@raj2018 You should be much more precise in formulating your question.  You have gotten no answers because what you have asked is extremely vague.

Consider this. Your system has the obvious solution u(x,t)=0 and w(x,t)=0. So in the series expansion that you are searching, you may take u0 = u1 = u2 = ... = 0, and w0 = w1 = w2 = ... = 0 and be done with it. If you don't like that, then you must have something else in mind that you have not stated.

@fatemeh1090 Here is what you need to enter in Maple

restart;
# Here is your quadratic polynomial
p := simplify((1 - u)*(u - m) - q*(u + c) + u*(1 + m - 2*u) - s);
# Here is the quadratic's discreminant
Delta := (2*m-q+2)^2 - 4*(-3)*(-q*c-m-s);
# Apply the quadratic formula to obtain the two solutions:
u1 := (-(2*m-q+2) + sqrt(Delta))/(2*(-3));
u2 := (-(2*m-q+2) - sqrt(Delta))/(2*(-3));
# Plug in u=u1 and u=u2 to test
simplify(eval(p, u=u1));
simplify(eval(p, u=u2));
# We could have asked Maple to solve the quadratic for us.  This gives
# the same expressions for u1 and u2 which we entered manually.
solve(p, u);

Here is the same code in worksheet form:   Download mw.mw

@ANANDMUNAGALA The Maple code is already there.  Note the "Download mw2.mw" link.
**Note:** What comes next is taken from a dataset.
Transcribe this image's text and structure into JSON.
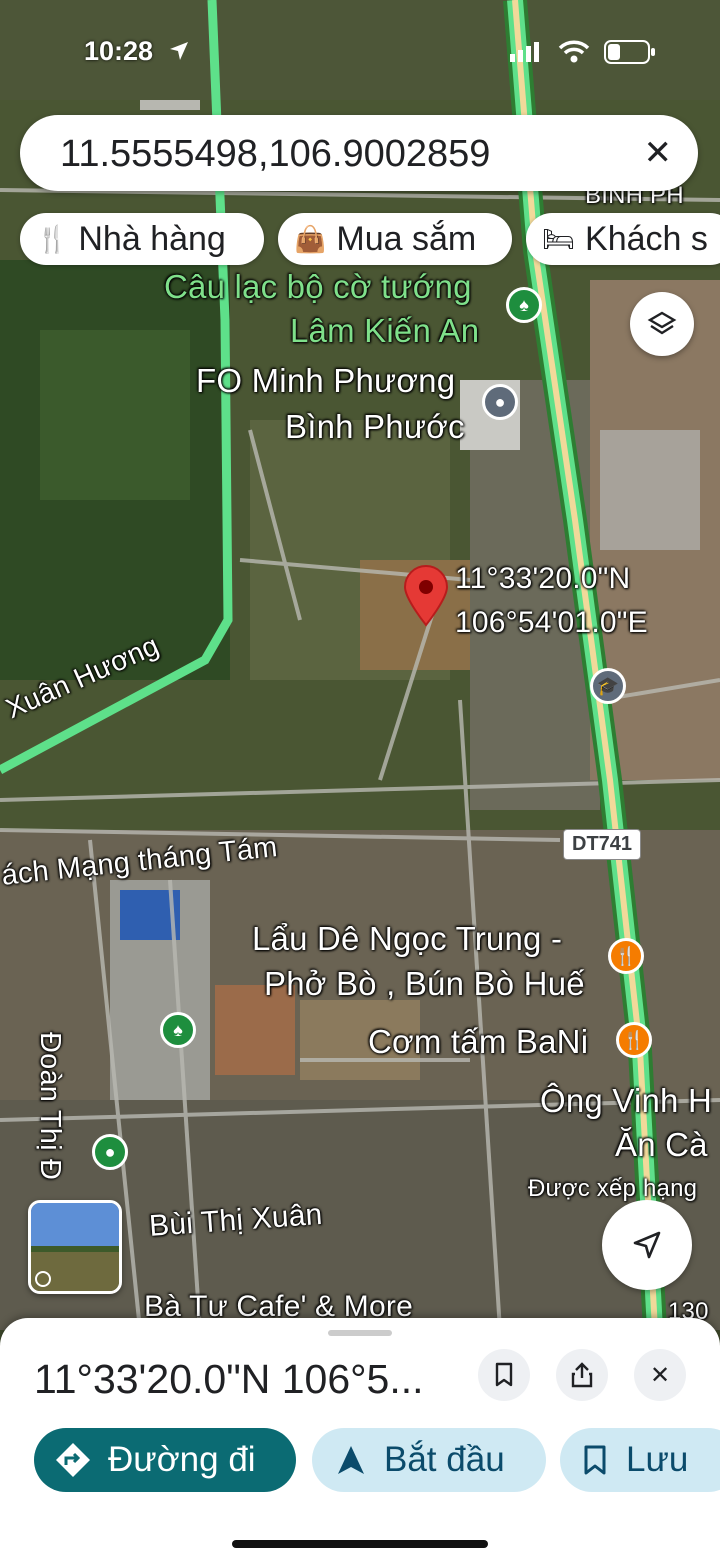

@goulet80 The problem you had asked about yesterday is quite different from this one. Yours has two dependent variables, r(t) and theta(t).  These are dependent on the independent variable t. The application of the Euler-Lagrange formalism leads to a pair of ODEs for r(t) and theta(t).

The problem asked above has one dependent variable, u(x,y), and two independent variables, x and y.  The application of the Euler-Lagrange formalism leads to a single PDE for the function u(x,y).

I can see how the terminology can be confusing, but that's something that one gets used to.

@Carl Love Okay, that will work.

@Carl Love That proc may be useful for something but it goes against the OP's requirement of "without having to ... keep the command prompt busy in Maple".

This doesn't answer your question but it accomplishes what appears to be your objective:

restart;
vars   := [a, b__c, t[1]];
assign(vars =~ [$1..3]);

@acer Thanks for noting the {`+`,`*`}.  Somehow I had assumed (incorrectly) that the ts option to frontend supplements the default `+`,`*`.  It is clear now that it overrides it.

@acer That's a collection of good ideas. Vote up!

The OP needs to be aware, however, that although frontend() works in this case, it is not a universal solution.  For instance,

frontend(diff, [x(t)^2 + sin(x(t)), x(t)]);

yields 2 x(t), which is not what is expected.  This can be fixed by giving an extra option to frontend, as in

frontend(diff, [x(t)^2 + sin(x(t)), x(t)], [{},{sin}]);

which produces the correct result, but even that is not fool-proof as seen in:

frontend(diff, [x(t)^2 + sin(x(t)+y(t)), x(t)], [{},{sin}]);

which yields the incorrect result 2 x(t).  Perhaps that too can be fixed by providing additional options to frontend but I don't see how right now.

@andmail This proc, which returns the area of any polygon, may be of use to you.

Download mw.mw

@HaHu Do this

plot([x^2, 1-x^2], x=0..1, color=[red,green], legend=[supply, demand]);

@acer I have been interested in coloring spacecurves but I haven't figured out a good way of doing that.  What you have suggested is very helpful.  Additionally, I would like to learn how to colorize a curve based on its parametric representation.  Earlier in this thread you referred to an older discussion where you do that but the illustration there is too complicated for me to grasp the underlying idea.  Would you be able to provide a simpler example of doing that?  For instance, let's take the spacecurve

with(LinearAlgebra):
C := <cos(t), 2*sin(t), t^2/20>;
C1, C2 := diff(C,t), diff(C,t,t);
kappa := Norm(CrossProduct(C1,C2),2) / Norm(C1,2)^3; # curvature

How do we color C over the range 0 < t < 2*Pi according to the curvature kappa? It will be illuminating to see how that is done.

@Earl Yes, normals to two smooth (i.e. differentiable) surfaces at their point of tangency are always collinear.  That's a consequence of the following two definitions.

1. Definition: Two smooth surfaces are tangent to each other at a common point P if their tangent planes at P coincide. 
2. Definition: A normal vector to a smooth surface at a point P is a (nonzero) vector which is perpendicular to the tangent plane at P.

Show what you did to get a solution that looks like a step function.

In general, it is a good idea to upload a worksheet to show your work rather than saying something vague like "it didn't work".

People here will be happy to help with you with problems that you encounter in using Maple, but they are not here to do your homework problems for you.

Show what you have done so far, and point out where you need help.